4 weeks ago I was playing football (soccer), and was heading a ball when I received a blow to the head - on my right temple. I had to come off. I was experiencing dizziness, headache, bad vision - so I was taken to A&E...diagnosed with concussion and sent home.
I was off work for the next week with tiredness, heavy head and focussing problems - I improved a lot, and seemed to be fine by the next weekend - although my head was still very tender and I had pain in the temple if I opened my mouth wide to yawn or chew.
I returned to work a week and a half after the injury, and was fine. I went back to the gym at the weekend and felt good.
However, on the Tuesday ( 2 weeks ago) in the afternoon after work, my head started to hurt - I got really tired and my vision and focus was strange. I went home and rested. I went into work the next day - but the symptoms persisted and I felt confused too.
I went back to A&E - they did a CT scan which was clear and said I have post concussion syndrome.
Anyway, I was sent home.
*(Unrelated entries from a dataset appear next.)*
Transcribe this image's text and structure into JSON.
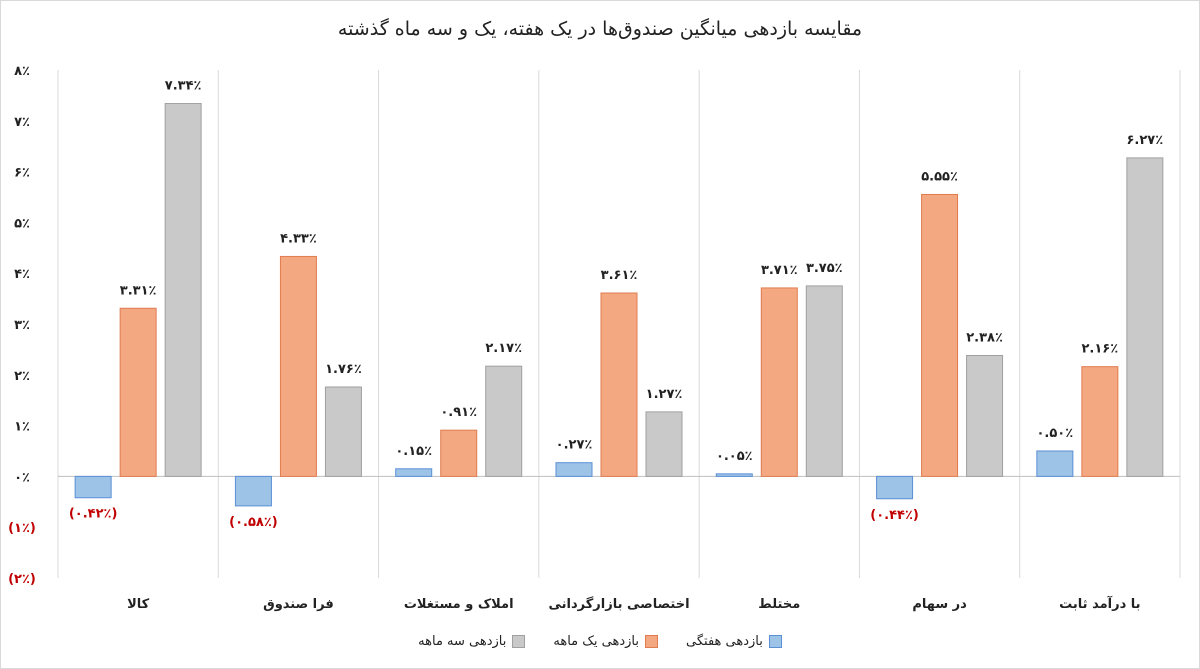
{
  "chart_data": {
    "type": "bar",
    "title": "مقایسه بازدهی میانگین صندوق‌ها در یک هفته، یک و سه ماه گذشته",
    "categories": [
      "کالا",
      "فرا صندوق",
      "املاک و مستغلات",
      "اختصاصی بازارگردانی",
      "مختلط",
      "در سهام",
      "با درآمد ثابت"
    ],
    "series": [
      {
        "name": "بازدهی هفتگی",
        "color": "#9dc3e6",
        "values": [
          -0.42,
          -0.58,
          0.15,
          0.27,
          0.05,
          -0.44,
          0.5
        ],
        "labels": [
          "(۰.۴۲٪)",
          "(۰.۵۸٪)",
          "۰.۱۵٪",
          "۰.۲۷٪",
          "۰.۰۵٪",
          "(۰.۴۴٪)",
          "۰.۵۰٪"
        ]
      },
      {
        "name": "بازدهی یک ماهه",
        "color": "#f4a882",
        "values": [
          3.31,
          4.33,
          0.91,
          3.61,
          3.71,
          5.55,
          2.16
        ],
        "labels": [
          "۳.۳۱٪",
          "۴.۳۳٪",
          "۰.۹۱٪",
          "۳.۶۱٪",
          "۳.۷۱٪",
          "۵.۵۵٪",
          "۲.۱۶٪"
        ]
      },
      {
        "name": "بازدهی سه ماهه",
        "color": "#c9c9c9",
        "values": [
          7.34,
          1.76,
          2.17,
          1.27,
          3.75,
          2.38,
          6.27
        ],
        "labels": [
          "۷.۳۴٪",
          "۱.۷۶٪",
          "۲.۱۷٪",
          "۱.۲۷٪",
          "۳.۷۵٪",
          "۲.۳۸٪",
          "۶.۲۷٪"
        ]
      }
    ],
    "ylim": [
      -2,
      8
    ],
    "yticks": [
      8,
      7,
      6,
      5,
      4,
      3,
      2,
      1,
      0,
      -1,
      -2
    ],
    "ytick_labels": [
      "۸٪",
      "۷٪",
      "۶٪",
      "۵٪",
      "۴٪",
      "۳٪",
      "۲٪",
      "۱٪",
      "۰٪",
      "(۱٪)",
      "(۲٪)"
    ],
    "grid": false,
    "legend": "bottom"
  }
}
I've been off for a week and a half now with - tiredness, headaches, problems focussing, dislike of bright lights, head feeling heavy and just not feeling myself.
I'm basically wanting to know how much longer this would go on for...I really want to get back to work, back to the gym, and back to feeling normal.
If anyone has any advice for me, I'd be very grateful.
I should note that I still have tenderness in my temple, there is still a bump, and I also would still get pain if I open my mouth wide. Would this be why I'm still experiencing some of the symptoms I've listen above?
If you have pain persisting in temple area and get pain on opening your mouth wide, you are probably suffering from TMJ or temporomandibular joint disorder due to the injury. In this your jaw joint is inflamed and causes pain in temple area with dizziness. To get some relief you can try massaging the sore muscles. You have to press on muscles of your face to look for sore points. Then massage these points with short strokes. To massage the masseter muscles on each side of your jaw, place your thumb inside your mouth and squeeze the thick muscle in your cheek with your fingers. To massage the jaw muscles inside your mouth, use your index finger to probe and massage these spots. Massaging the muscles does not help every one. Also if the procedure is nor correct, then it can further aggravate the problem.
Moist heat or cold packs on the face, vitamin supplements, or biofeedback are useful for some people. Usually people find a method that brings relief by trial and error. Consult an ENT specialist.
Also, it can be post concussion syndrome. There is nothing much you can do about it. It will go away with time—after how long cannot be said. Take care!
The medical advice given should not be considered a substitute for medical care provided by a doctor who can examine you. The advice may not be completely correct for you as the doctor cannot examine you and does not know your complete medical history. Hence this reply to your post should only be considered as a guiding line and you must consult your doctor at the earliest for your medical problem.